Rival anniversary commemorations reflect the rising tensions. Protesters have called for massive demonstrations against SCAF on Jan. 25. SCAF responded by calling on Egyptians to turn out to honor the military's role in ousting Mr. Mubarak. The Islamist parties, on the eve of gaining power after winning almost 70% of the seats in the new parliament, want to avoid new turmoil, but they are also savvy about street sentiment. They have called on the public to turn out to celebrate "martyrs" who died in the uprising.

Whether or not the competing passions of Jan. 25 spark confrontations, Ms. Shahbender and her daughter Nazly Hussein, 28, are preparing to count more bodies. Ms. Hussein takes a video camera along to document death and injuries for the new group Mosireen, Arabic for "the determined," which posts them on the Web.

"I've been to the morgues so many times I lost count," Ms. Shahbender said. The hardest deaths to document, she said, were the bodies crushed by military vehicles.

Over the past year, Ms. Shahbender, 49, whose latest film was abruptly deferred after the uprising, has become a leading activist—a reflection of the fact that Egypt's protest leaders are not just young people. She smuggled supplies into Tahrir Square, created networks of activists and became a popular voice on Twitter. During the recent elections, she exposed thousands of discarded ballots in a Cairo district and forced a revote.

"This can't all have been for nothing," she told me while navigating Cairo's chaotic traffic en route to an open-air rally for Kazeboon, a group formed last month to counter the military's propaganda against the protesters. (Kazeboon means "liars.") On a frigid night, the demonstration packed Union Square with protesters to honor the "Eyes of Tahrir," the more than 1,500 activists who lost an eye from beatings or from pellet guns, according to human rights activists and doctors.

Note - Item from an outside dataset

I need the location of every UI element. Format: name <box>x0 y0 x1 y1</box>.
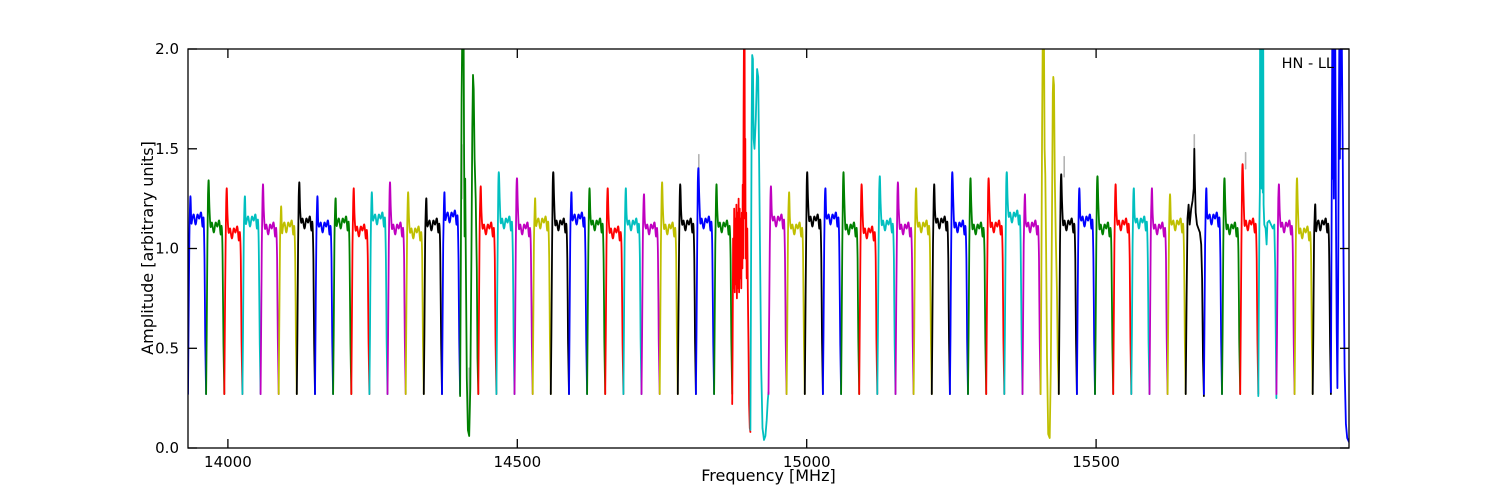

Among them was Ahmed Harara, a young dentist who lost an eye on Jan. 28 last year, the day protesters pushed security forces from Lovers' Bridge and occupied Tahrir Square. He lost his other eye during protests on Nov. 19. Ms. Shahbender is documenting his and other cases for the Egyptian Organization of Human Rights. At the rally, an ophthalmologist showed gruesome slides of bloodied corneas on a screen made from sheets.

Bassem Youssef is a cardiac surgeon who tended to the injured at a makeshift clinic at Tahrir Square during the uprising's first phase. He has gained fame since March as the Jon Stewart of Egypt after he launched a satirical news show. Mr. Youssef has now started ridiculing SCAF.

"It's not just how many tanks they own," he reflected after a recent taping. "How do you build a highway here? You go to the military as it has the resources. So the idea of turning over control—I just don't see it happening. After Mubarak stepped down, he went on trial. Will the generals go on trial? I don't think so." He started the show, he said, to expose "the hypocrisy and lying."

After a year of unrest, Ms. Shahbender says that she is inured to fear. "I can't get over the sight of the one-eyed and the blind. The more I look at the paraplegics who were shot in the back, the more I want justice. The dead actually may be in a better place," she said. "I can only pray that these generals pay the prices of these grievances with their own health."

—Ms. Wright, a joint fellow at the U.S. Institute of Peace and the Woodrow Wilson Center, is the author of "Rock the Casbah: Rage and Rebellion across the Islamic World."